Si internet s’est avéré encore une fois être le premier théâtre d’action, les partisans du Paris Libre se sont aussi prononcés dans la rue, sur les scènes de crimes, dans l’espace publique. Des parisiens en recherche de recueillement se sont rassemblés spontanément, malgré les interdictions, créant de belles manifestations silencieuses et extra-communautaires. Les fleurs apportées une à une ont transformées les devantures mutilées en véritables mausolées.

Ces exemples ne sont pas que des symboles, mais prouvent que la rue est toujours et reste le lieu privilégié de la résistance citoyenne. L’espace public fait sens non pas comme un espace de servitude, mais comme un espace d’expression. Ces derniers jours, beaucoup ont proclamé que désormais s’asseoir à une terrasse de café, se rassembler pour écouter de la musique ou voir un spectacle prendrait une dimension nouvelle, non plus de jouissance personnelle mais de résistance citoyenne. Ce constat n’est pas nouveau, les gestes urbains quotidiens sont empreints de plus de valeurs sociales que ce que l’on peut croire. Nos lieux de loisirs, nos adresses d’achats et nos modes de déplacement sont des occasions de faits de sociabilisation et d’expression.

En reprenant son rythme normal de vie, Paris démontrera que la résistance citoyenne c’est aussi vivre son quotidien sans craindre les bombes de l’ennemi. La résistance est une chance et un pouvoir, celui de dire non quand on nous impose un mode de vie qui ne nous convient pas.

 

LE DROIT DE DIRE NON

Aujourd’hui, partout en France, on rencontre de plus en plus de situations où l’engagement citoyen s’élève et revendique le droit de s’exprimer sur la direction de nos villes et le futur de nos territoires. Des associations de riverains se dressent contre les desseins territoriaux d’une institution et contestent le programme. Face à cette pression, les élus redoutent l’expression libre des réunions publiques ou l’usage du recours des tiers par les citoyens, car l’opposition citoyenne est devenue (parfois) un réel frein à certaines formes de croissance et de développement territorial.

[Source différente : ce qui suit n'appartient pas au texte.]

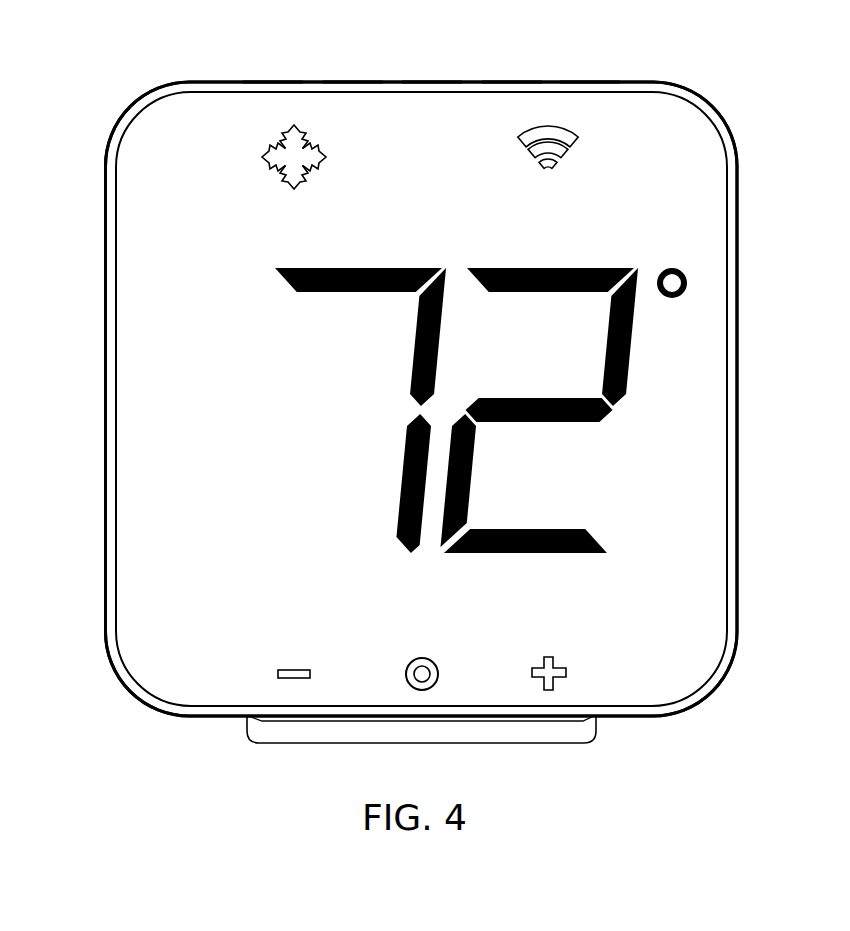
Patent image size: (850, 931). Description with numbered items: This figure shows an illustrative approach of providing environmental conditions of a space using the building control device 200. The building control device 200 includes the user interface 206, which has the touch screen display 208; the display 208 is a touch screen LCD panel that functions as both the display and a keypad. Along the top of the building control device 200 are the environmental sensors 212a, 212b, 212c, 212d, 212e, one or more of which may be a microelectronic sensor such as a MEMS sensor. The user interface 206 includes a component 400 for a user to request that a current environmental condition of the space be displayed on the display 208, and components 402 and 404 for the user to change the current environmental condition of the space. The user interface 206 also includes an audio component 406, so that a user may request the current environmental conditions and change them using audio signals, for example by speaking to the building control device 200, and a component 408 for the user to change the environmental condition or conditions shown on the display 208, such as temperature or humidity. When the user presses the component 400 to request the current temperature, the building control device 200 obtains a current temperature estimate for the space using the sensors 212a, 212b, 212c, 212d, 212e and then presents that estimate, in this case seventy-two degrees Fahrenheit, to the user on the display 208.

The building control device 200 is at (742, 88).
The user interface 206 is at (140, 540).
The display 208 is at (133, 273).
The environmental sensor 212a is at (263, 82).
The environmental sensor 212b is at (343, 82).
The environmental sensor 212c is at (422, 82).
The environmental sensor 212d is at (502, 82).
The environmental sensor 212e is at (580, 82).
The component 400 is at (422, 657).
The component 402 is at (549, 657).
The component 404 is at (293, 668).
The audio component 406 is at (549, 170).
The component 408 is at (285, 172).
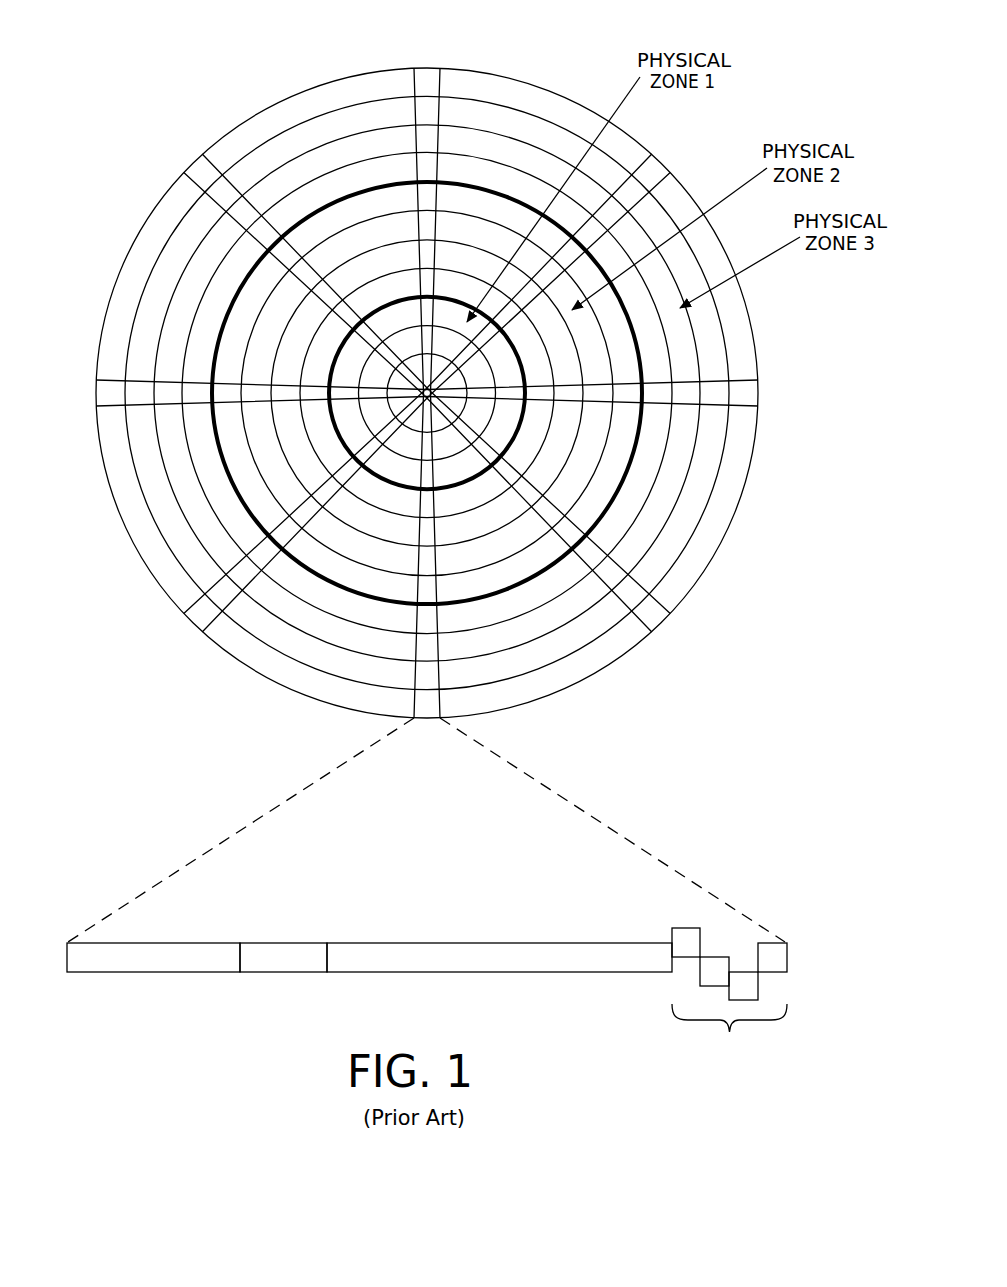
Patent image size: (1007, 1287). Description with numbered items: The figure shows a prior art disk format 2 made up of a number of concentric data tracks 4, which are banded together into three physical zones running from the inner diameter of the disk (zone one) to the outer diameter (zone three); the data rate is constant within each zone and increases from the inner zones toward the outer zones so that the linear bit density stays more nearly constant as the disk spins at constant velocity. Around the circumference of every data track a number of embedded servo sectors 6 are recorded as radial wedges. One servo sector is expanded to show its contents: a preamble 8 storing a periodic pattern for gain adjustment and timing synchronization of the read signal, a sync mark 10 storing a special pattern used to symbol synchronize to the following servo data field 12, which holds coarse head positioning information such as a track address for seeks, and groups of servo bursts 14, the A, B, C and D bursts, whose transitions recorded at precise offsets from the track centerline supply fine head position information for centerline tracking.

The disk format 2 is at (427, 403).
The data tracks 4 is at (537, 133).
The embedded servo sectors 6 is at (282, 797).
The preamble 8 is at (133, 974).
The sync mark 10 is at (282, 974).
The servo data field 12 is at (486, 974).
The servo bursts 14 is at (660, 911).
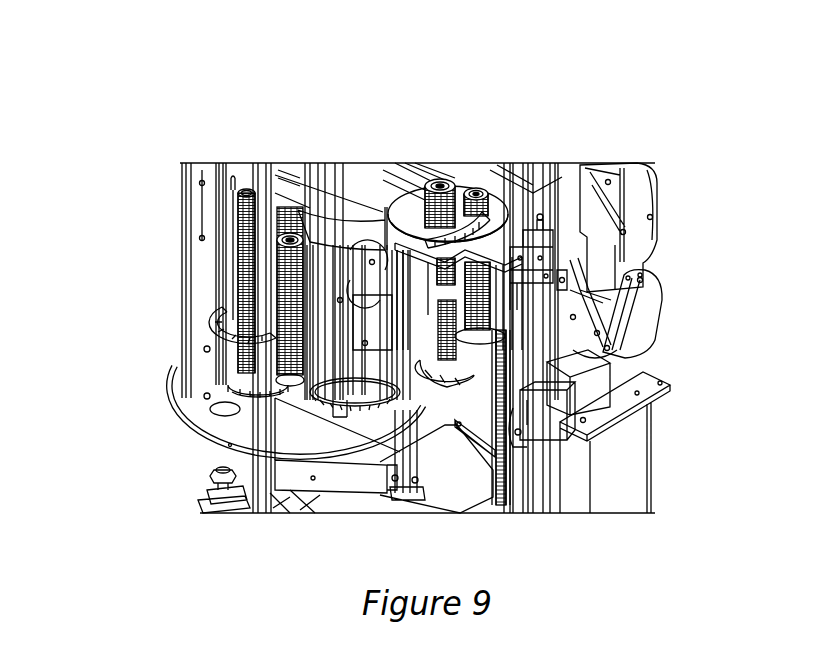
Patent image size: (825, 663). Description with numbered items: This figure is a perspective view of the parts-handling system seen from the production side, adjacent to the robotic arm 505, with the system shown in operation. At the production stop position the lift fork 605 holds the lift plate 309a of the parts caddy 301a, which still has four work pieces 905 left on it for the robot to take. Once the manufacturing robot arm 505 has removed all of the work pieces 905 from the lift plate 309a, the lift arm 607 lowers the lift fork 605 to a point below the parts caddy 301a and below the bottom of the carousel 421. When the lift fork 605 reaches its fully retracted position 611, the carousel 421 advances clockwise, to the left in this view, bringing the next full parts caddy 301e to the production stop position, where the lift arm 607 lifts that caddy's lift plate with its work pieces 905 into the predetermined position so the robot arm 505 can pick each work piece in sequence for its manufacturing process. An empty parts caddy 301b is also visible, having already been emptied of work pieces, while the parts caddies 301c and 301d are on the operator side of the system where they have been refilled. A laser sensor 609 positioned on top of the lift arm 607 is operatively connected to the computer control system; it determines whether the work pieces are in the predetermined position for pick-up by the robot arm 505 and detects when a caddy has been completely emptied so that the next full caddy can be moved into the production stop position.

The parts caddy 301a is at (330, 460).
The empty parts caddy 301b is at (330, 381).
The parts caddy 301c is at (248, 382).
The parts caddy 301d is at (246, 340).
The next full parts caddy 301e is at (633, 291).
The carousel 421 is at (398, 334).
The work pieces 905 is at (436, 262).
The lift plate 309a is at (420, 232).
The lift fork 605 is at (495, 200).
The laser sensor 609 is at (560, 215).
The robotic arm 505 is at (655, 192).
The lift arm 607 is at (607, 350).
The fully retracted position 611 is at (460, 430).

Ce pouvoir de dire non est pourtant positif en un sens où il prouve que le citoyen est concerné par l’avenir de son territoire, de sa ville mais surtout de son mode de vie. Ses actions démontrent qu‘en dehors du vote démocratique et de la représentativité du pouvoir, des hommes partagent la conscience et la responsabilité du monde de demain, l‘appréhension de son silence en dehors des périodes de choc et de deuil national.

 

C’EST MA VILLE, MA BATAILLE

Dans les conflits qui entourent les grands projets d’aménagement du territoire (infrastructures de transport, centrale énergétique…), difficile de dire quel parti est dans la vérité, et quel autre dans l’erreur. Un projet, quelque soit son objet, du lotissement au centre commercial, de l’aéroport au site industriel, se lit à deux échelles d’impacts, l’échelle locale et globale. La confrontation des intérêts doit être évaluée avec ce regard ascendant pour établir un programme, un projet, perfectible mais raisonné.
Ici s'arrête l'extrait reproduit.